Afternoon Seminar & Reception with Dr. Lou Jost - The mathematics of diversity: How fundamental mathematical misconceptions distort conservation biology, ecology, and population genetics

Afternoon Seminar & Reception with Dr. Lou Jost - The mathematics of diversity: How fundamental mathematical misconceptions distort conservation biology, ecology, and population genetics

By Carnegie Institution for Science

Date and time

Thursday, December 4, 2014 · 4 - 6pm PST

Location

Stanford University

260 Panama St Seminar Room Stanford, CA 94305

Description

Dr. Lou Jost, EcoMinga Foundation


The mathematics of diversity: How fundamental mathematical misconceptions distort conservation biology, ecology, and population genetics

Many common measures of diversity give misleading advice to conservation biologists, ecologists, and geneticists, because the rules of inference used by many biologists are mathematically incompatible with these measures. Biologists compound the problem by partitioning non-additive diversity measures into additive within- and between-group components, which are then incorrectly converted to measures of compositional similarity and differentiation, such as Wright’s fixation index FST and Nei’s GST, and some measures of beta diversity in ecology. When diversity is high, these measures will indicate low differentiation even when the subpopulations or communities are completely differentiated (no shared alleles or species). Widespread misconceptions regarding statistical paradigms exacerbate these problems. Conservation decisions and even our basic understanding of the population genetics of speciation are often based on these wildly misleading measures.
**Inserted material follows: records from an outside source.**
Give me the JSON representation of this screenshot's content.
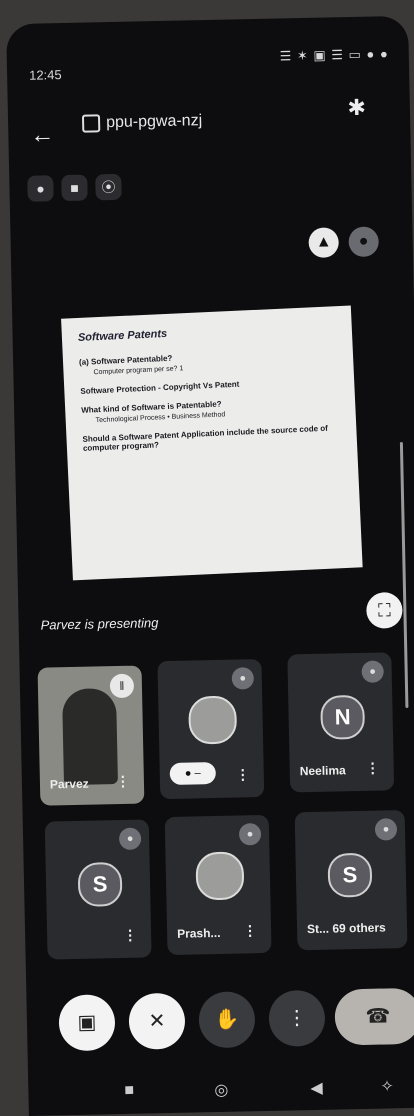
{
  "status": {
    "time": "12:45",
    "right_icons": "☰ ✶ ▣ ☰ ▭ ● ●"
  },
  "header": {
    "back_icon": "←",
    "meeting_code": "ppu-pgwa-nzj",
    "bluetooth_icon": "✱"
  },
  "chips": [
    "●",
    "■",
    "⦿"
  ],
  "top_actions": [
    "▲",
    "●"
  ],
  "slide": {
    "title": "Software Patents",
    "lines": [
      {
        "q": "(a) Software Patentable?",
        "a": "Computer program per se? 1"
      },
      {
        "q": "Software Protection - Copyright Vs Patent",
        "a": ""
      },
      {
        "q": "What kind of Software is Patentable?",
        "a": "Technological Process • Business Method"
      },
      {
        "q": "Should a Software Patent Application include the source code of computer program?",
        "a": ""
      }
    ]
  },
  "presenting_text": "Parvez is presenting",
  "fullscreen_icon": "⛶",
  "participants": [
    {
      "name": "Parvez",
      "type": "photo",
      "badge": "‖"
    },
    {
      "name": "",
      "type": "profile",
      "mic": "● –"
    },
    {
      "name": "Neelima",
      "initial": "N",
      "type": "initial"
    },
    {
      "name": "",
      "initial": "S",
      "type": "initial"
    },
    {
      "name": "Prash...",
      "type": "profile"
    },
    {
      "name": "St... 69 others",
      "initial": "S",
      "type": "initial"
    }
  ],
  "controls": {
    "present": "▣",
    "mic_off": "✕",
    "hand": "✋",
    "more": "⋮",
    "end": "☎"
  },
  "nav": {
    "recents": "■",
    "home": "◎",
    "back": "◀",
    "extra": "✧"
  }
}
The mathematics of diversity and compositional differentiation can be derived from first principles, by observing the rules of inference biologists implicitly apply to diversity, and finding the measures which make these forms of reasoning valid. This new mathematics provides a logically consistent foundation for analysis of population structure in genetics and ecology. This yields new biological insights into the finite island model of population genetics and neutral models in ecology. For example, the “one migrant per generation” rule for panmixia in genetics is not true even when the finite island model strictly applies. I derive the correct rule and validate it by computer simulations. This new rule allows us to identify the genetic and demographic factors which facilitate speciation.